O entusiasmo de Sinclair o levou a apresentar o jejum como cura ou tratamento significativo para quase todas as condições crônicas. A pesquisa moderna é mais específica. O jejum apresenta evidências sólidas para condições metabólicas (resistência à insulina, obesidade, diabetes tipo 2) e boas evidências para condições inflamatórias. Seu papel no tratamento do câncer, da tuberculose e de doenças infecciosas graves é muito mais complexo e, em alguns casos, contraindicado.

A Segurança de Jejuns Muito Longos Sem Supervisão

Sinclair documentou casos de jejuns de 30, 50 e até 90 dias. Ele os apresentou como seguros e transformadores. O que ele não documentou — porque o conceito não existia em 1911 — foi a síndrome de realimentação: os perigosos desequilíbrios eletrolíticos que podem ocorrer quando a nutrição é reintroduzida após um período prolongado de inanição.

A medicina nutricional moderna (Mehanna et al., 2008, BMJ) estabeleceu que a realimentação após jejum prolongado requer monitoramento médico cuidadoso. Algumas das mortes e complicações atribuídas ao jejum no início do século XX podem ter sido causadas pela realimentação inadequada, e não pelo jejum em si.

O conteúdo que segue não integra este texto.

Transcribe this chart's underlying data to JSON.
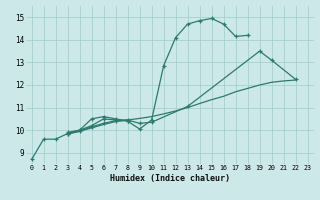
{
  "xlabel": "Humidex (Indice chaleur)",
  "bg_color": "#cce8e8",
  "line_color": "#2d7a6e",
  "xlim": [
    -0.5,
    23.5
  ],
  "ylim": [
    8.5,
    15.5
  ],
  "xticks": [
    0,
    1,
    2,
    3,
    4,
    5,
    6,
    7,
    8,
    9,
    10,
    11,
    12,
    13,
    14,
    15,
    16,
    17,
    18,
    19,
    20,
    21,
    22,
    23
  ],
  "yticks": [
    9,
    10,
    11,
    12,
    13,
    14,
    15
  ],
  "line1_x": [
    0,
    1,
    2,
    3,
    4,
    5,
    6,
    7,
    8,
    9,
    10,
    11,
    12,
    13,
    14,
    15,
    16,
    17,
    18
  ],
  "line1_y": [
    8.7,
    9.6,
    9.6,
    9.85,
    10.0,
    10.5,
    10.6,
    10.5,
    10.4,
    10.05,
    10.45,
    12.85,
    14.1,
    14.7,
    14.85,
    14.95,
    14.7,
    14.15,
    14.2
  ],
  "line2_x": [
    3,
    4,
    5,
    6,
    7,
    8,
    9,
    10,
    11,
    12,
    13,
    14,
    15,
    16,
    17,
    18,
    19,
    20,
    21,
    22
  ],
  "line2_y": [
    9.85,
    9.95,
    10.1,
    10.25,
    10.38,
    10.45,
    10.52,
    10.6,
    10.72,
    10.85,
    11.0,
    11.18,
    11.35,
    11.5,
    11.7,
    11.85,
    12.0,
    12.12,
    12.18,
    12.22
  ],
  "line3_x": [
    3,
    4,
    5,
    6,
    7,
    8,
    9,
    10,
    13,
    19,
    20,
    22
  ],
  "line3_y": [
    9.9,
    10.0,
    10.2,
    10.5,
    10.45,
    10.45,
    10.3,
    10.35,
    11.05,
    13.5,
    13.1,
    12.25
  ],
  "line4_x": [
    3,
    4,
    5,
    6,
    7,
    8
  ],
  "line4_y": [
    9.82,
    9.95,
    10.15,
    10.3,
    10.42,
    10.42
  ]
}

O Que Ainda Não Foi Resolvido

Nem tudo foi esclarecido. Após um século de pesquisa, questões importantes permanecem em aberto:

  • Duração e frequência ideais do jejum para diferentes indivíduos — a pesquisa continua; não existe um protocolo de jejum universal.
  • Efeitos a longo prazo da dieta 16:8 diária — a maioria dos estudos em humanos é de curto prazo (semanas a meses); dados de décadas são inexistentes.
  • Mulheres e jejum — a maior parte dos estudos sobre jejum foi conduzida em homens ou animais do sexo masculino. Os efeitos específicos para mulheres, particularmente sobre os hormônios e o ciclo menstrual, são subpesquisados.
  • Jejum e câncer — a interação é complexa. O jejum antes da quimioterapia apresenta alguma promessa, mas os mecanismos e a seleção adequada de pacientes ainda não estão bem estabelecidos.
  • Quantificação da autofagia em humanos — podemos medir marcadores de autofagia, mas quantificar o processo de forma confiável em seres humanos vivos ainda é um desafio técnico.

O Grande Quadro: 100 Anos Depois

O que é notável ao ler Sinclair em 2026 não é o quanto ele errou — mas o quanto ele acertou por pura observação. Suas recomendações: comer com menos frequência, priorizar alimentos de verdade, dar descanso ao sistema digestivo, beber bastante água, encerrar os jejuns gradualmente e prestar atenção ao estado mental. Todas essas recomendações são respaldadas pela ciência moderna.

Os mecanismos que ele desconhecia — cetose, autofagia, BDNF, dinâmica do microbioma intestinal, sinalização de insulina — estavam além do vocabulário de 1911. Mas as observações que o levaram às suas conclusões eram precisas.

O jejum passou de ser chamado de charlatanismo a ser estudado nas maiores instituições de pesquisa do mundo. Cem anos de ciência pegaram os relatos anedóticos de Sinclair, aplicaram metodologia controlada e descobriram que — dentro dos parâmetros apropriados — a afirmação fundamental se sustenta: o jejum periódico é genuinamente benéfico para o corpo humano.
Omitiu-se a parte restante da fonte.